Karena landasannya adalah ukuran pribadi yang subyektif,
ya wajar saja jika kemudian bentuk akhirnya juga berbeda-beda. Apa yang kamu
anggap pantas, jelas belum tentu pantas menurutku dan menurutnya. Begitu terus,
muter-muter kayak odong-odong.
Betapa gilanya
para KPoper (termasuk aku sih…) sama
yang namanya Siwon. Namun buat sebagian lainnya, Siwon itu ya nggak ada
apa-apanya dibanding Narji, Sule, atau Caisar. Begitu juga Lady Gaga yang pamer
bokong ber-G string itu, yang bagian
tengah G-string-nya sampai hanya
terlihat bak garis nyelempit di silit-nya yang absolutely sama baunya dengan silit-silit
lainnya. Lady Gaga digilai sedemikian ekstasenya oleh sebagian orang, yang
boleh jadi buat para penggemar Olga Syahputra tentu lebih seksi bokong Olga
dipakein G-string.
Begitu
abreknya poin-poin yang mempengaruhi “ukuran” seseorang, maka abrek jugalah
bentuk kepantasan yang dianutnya.
Orang
non-Madura ya enak-enak aja bilang “poke,
poke, poke” sebagai sebuah kepantasan. Namun bagi orang Madura, betapa
menyebalkannya orang yang main poke-poke
itu.
Pengertian
bahwa sebuah kepantasan bersumber dari ukuran subyektif itu, di satu sisi,
mestinya mampu membuat kita bersikap easy
going atas segala macam perbedaan itu. Nggak berarti sikap easy going ini mencerabut ukuran pribadi
kita tentang sebuah kepantasan lho. Tetapi lebih pada adanya pengertian dalam
jiwa kita bahwa sebuah kepantasan memiliki wajah yang beragam di tangan yang
beragam pula. Jadi nggak perlu ada upaya memaksa, ngotot, dan kudu ngikutin aku,
aku, aku. Mbahmu kuiii nek isih ngeyil…
Di sisi lain, ini
juga nggak lantas bermakna kita bebas berleluasa melegitimasi diri sendiri
untuk menohok-nohokkan sesuatu yang kita anggap pantas ke publik. Karena tidak
bakalan publik yang beragam itu akan nyaman semua dengan sebuah kepantasan yang
kita cipta berdasar ukuran kita. Publik tentu nggak perlu ditimpuk getah
nangkanya kan,
padahal kita sendiri yang memakan nangkanya dengan ganas.
“Biarin mereka
sebel, salah sendiri nggak punya pengertian bahwa kita ini beda-beda kan…” Statemen macam ini
tentu tidak bijak untuk dijadikan legitimasi untuk mendesakkan sebuah
kepantasan kita ke publik.
Mari mengerti
bahwa di hadapan subyektivitas selalu ada obyektivitas. Ah, betul emang bahwa obyektivitas
itu (sori, ini bagian yang rada mikir)
sebenarnya merupakan buah dari subyektivitas-subyektivitas. Jadi, subyektivitas-subyektivitas
yang terobyektivikasikan. Obyektivitas yang bersumber dari subyektivitas-subyektivitas.

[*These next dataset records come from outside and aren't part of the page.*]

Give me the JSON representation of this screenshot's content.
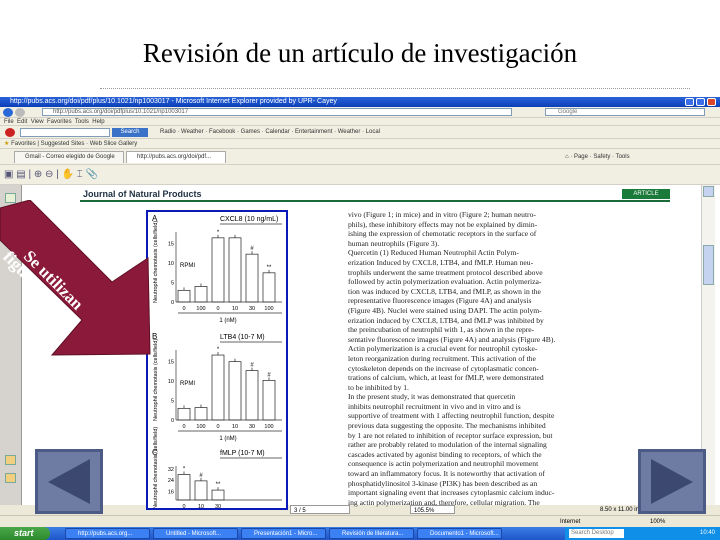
{
  "slide": {
    "title": "Revisión de un artículo de investigación",
    "callout": [
      "Se utilizan",
      "figuras"
    ]
  },
  "browser": {
    "window_title": "http://pubs.acs.org/doi/pdf/plus/10.1021/np1003017 - Microsoft Internet Explorer provided by UPR- Cayey",
    "address": "http://pubs.acs.org/doi/pdfplus/10.1021/np1003017",
    "search_placeholder": "Google",
    "menu": [
      "File",
      "Edit",
      "View",
      "Favorites",
      "Tools",
      "Help"
    ],
    "toolbar_search_button": "Search",
    "toolbar_links": [
      "Radio",
      "Weather",
      "Facebook",
      "Games",
      "Calendar",
      "Entertainment",
      "Weather",
      "Local"
    ],
    "favorites": [
      "Favorites",
      "Suggested Sites",
      "Web Slice Gallery"
    ],
    "tabs": [
      "Gmail - Correo elegido de Google",
      "http://pubs.acs.org/doi/pdf..."
    ],
    "command_bar": [
      "Page",
      "Safety",
      "Tools"
    ],
    "pdf": {
      "page": "3 / 5",
      "zoom": "105.5%",
      "size": "8.50 x 11.00 in"
    },
    "status": "Internet",
    "zoom_status": "100%"
  },
  "document": {
    "journal": "Journal of Natural Products",
    "badge": "ARTICLE",
    "paragraphs": [
      "vivo (Figure 1; in mice) and in vitro (Figure 2; human neutro-",
      "phils), these inhibitory effects may not be explained by dimin-",
      "ishing the expression of chemotatic receptors in the surface of",
      "human neutrophils (Figure 3).",
      "   Quercetin (1) Reduced Human Neutrophil Actin Polym-",
      "erization Induced by CXCL8, LTB4, and fMLP. Human neu-",
      "trophils underwent the same treatment protocol described above",
      "followed by actin polymerization evaluation. Actin polymeriza-",
      "tion was induced by CXCL8, LTB4, and fMLP, as shown in the",
      "representative fluorescence images (Figure 4A) and analysis",
      "(Figure 4B). Nuclei were stained using DAPI. The actin polym-",
      "erization induced by CXCL8, LTB4, and fMLP was inhibited by",
      "the preincubation of neutrophil with 1, as shown in the repre-",
      "sentative fluorescence images (Figure 4A) and analysis (Figure 4B).",
      "   Actin polymerization is a crucial event for neutrophil cytoske-",
      "leton reorganization during recruitment. This activation of the",
      "cytoskeleton depends on the increase of cytoplasmatic concen-",
      "trations of calcium, which, at least for fMLP, were demonstrated",
      "to be inhibited by 1.",
      "   In the present study, it was demonstrated that quercetin",
      "inhibits neutrophil recruitment in vivo and in vitro and is",
      "supportive of treatment with 1 affecting neutrophil function, despite",
      "previous data suggesting the opposite. The mechanisms inhibited",
      "by 1 are not related to inhibition of receptor surface expression, but",
      "rather are probably related to modulation of the internal signaling",
      "cascades activated by agonist binding to receptors, of which the",
      "consequence is actin polymerization and neutrophil movement",
      "toward an inflammatory focus. It is noteworthy that activation of",
      "phosphatidylinositol 3-kinase (PI3K) has been described as an",
      "important signaling event that increases cytoplasmic calcium induc-",
      "ing actin polymerization and, therefore, cellular migration. The"
    ]
  },
  "taskbar": {
    "start": "start",
    "tasks": [
      "http://pubs.acs.org...",
      "Untitled - Microsoft...",
      "Presentación1 - Micro...",
      "Revisión de literatura...",
      "Documento1 - Microsoft..."
    ],
    "search": "Search Desktop",
    "clock": "10:40"
  },
  "chart_data": [
    {
      "type": "bar",
      "panel": "A",
      "group_label": "CXCL8 (10 ng/mL)",
      "control_label": "RPMI",
      "ylabel": "Neutrophil chemotaxis (cells/field)",
      "xlabel": "1 (nM)",
      "categories": [
        "0",
        "100",
        "0",
        "10",
        "30",
        "100"
      ],
      "values": [
        3,
        4,
        16.5,
        16.5,
        12.3,
        7.5
      ],
      "annotations": [
        "",
        "",
        "*",
        "",
        "#",
        "**"
      ],
      "yticks": [
        0,
        5,
        10,
        15
      ],
      "ylim": [
        0,
        18
      ]
    },
    {
      "type": "bar",
      "panel": "B",
      "group_label": "LTB4 (10-7 M)",
      "control_label": "RPMI",
      "ylabel": "Neutrophil chemotaxis (cells/field)",
      "xlabel": "1 (nM)",
      "categories": [
        "0",
        "100",
        "0",
        "10",
        "30",
        "100"
      ],
      "values": [
        3,
        3.2,
        16.7,
        15,
        12.7,
        10.2
      ],
      "annotations": [
        "",
        "",
        "*",
        "",
        "#",
        "#"
      ],
      "yticks": [
        0,
        5,
        10,
        15
      ],
      "ylim": [
        0,
        18
      ]
    },
    {
      "type": "bar",
      "panel": "C",
      "group_label": "fMLP (10-7 M)",
      "ylabel": "Neutrophil chemotaxis (cells/field)",
      "categories": [
        "0",
        "10",
        "30"
      ],
      "values": [
        28,
        23.5,
        17
      ],
      "annotations": [
        "*",
        "#",
        "**"
      ],
      "yticks": [
        16,
        24,
        32
      ],
      "ylim": [
        10,
        34
      ]
    }
  ],
  "colors": {
    "arrow": "#8b1a3a",
    "figure_border": "#0a1ab8",
    "journal_green": "#1a7a3a",
    "nav_button": "#6e7ca4"
  }
}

Suatu hal yang obyektif, dengan kata lain, sebenarnya hanyalah merupakan buah
dari kumpulan subyektivitas yang saling mengiris dalam sebuah organisasi
kompromi.
Begitulah.
Gampangnya, mauku, maumu, dan maunya sebagai kehendak-kehendak yang subyektif
itu dinegosiasikan, diorganisasikan, dalam sebuah kompromi, sampai lahir sebuah
kesepakatan baru, dan itulah yang kemudian disebut obyektivitas.
Nah, setiap
kita yang subyektif tidak bakal bisa melepaskan diri dari lingkaran
obyektivitas tersebut. Jika kita melanggar obyektivitas itu, sontak kita akan
menjadi subyek yang terpinggirkan. Tersorot (soal kuat atau tidak menahan
tabrakan itu ya lain hal atuh).
Seorang anak
SMA yang tidak mau berangkat sekolah di saat jam sekolah pasti akan ditabrak
oleh obyektivitas bahwa anak SMA harus sekolah di jam sekolah. Akibat ia
menabrak obyektivitas itu, jadilah ia sorotan, terpinggirkan.
Seorang gadis
yang udah cukup umur lazimnya (obyektivitasnya) kalau malam Minggu itu diapelin
cowoklah, bukan kucing atau Pou. Jika ia tidak diapelin cowok (entah karena
maunya tidak pacaran atau karena keadaan yang tidak kuasa dilawan……*tafsirin
sendiri* Lol), maka ia menabrak obyektivitas, dan pastilah ia akan menjadi
sorotan (ya, minimal disoroti dirinya sendiri atuh).
Seorang Ve dan
R***….ah, sudahlah…. *salah ketik*
Dalam peta
semacam ini, tentu akan lebih elok jika kita mampu mendirikan kaki kita dengan
tepat kan.
Tepat, ehhm, ini pun ternyata ukurannya subyektif ya. Baiklah, mari kita
letakkan “magnet subyektif-obyektif” tersebut sebagai hakimnya.
Akan selalu
ada tarik-menarik antara subyektif-obyektif itu, misal dalam konteks kepantasan
dan ketepatan itu. Sisi mana pada diri kita yang memenangkan tarik-menarik
magnetik itu akan menjadi wajah kita sendiri.
Mau
sesubyektif apa pun kita menyebut sesuatu pantas, tapi jika bertabrakan dengan obyektivitas,
pastilah akan memantik clash.
Percikan. Benturan. Apa pun itu, setiap benturan lekat dengan kemadharatan.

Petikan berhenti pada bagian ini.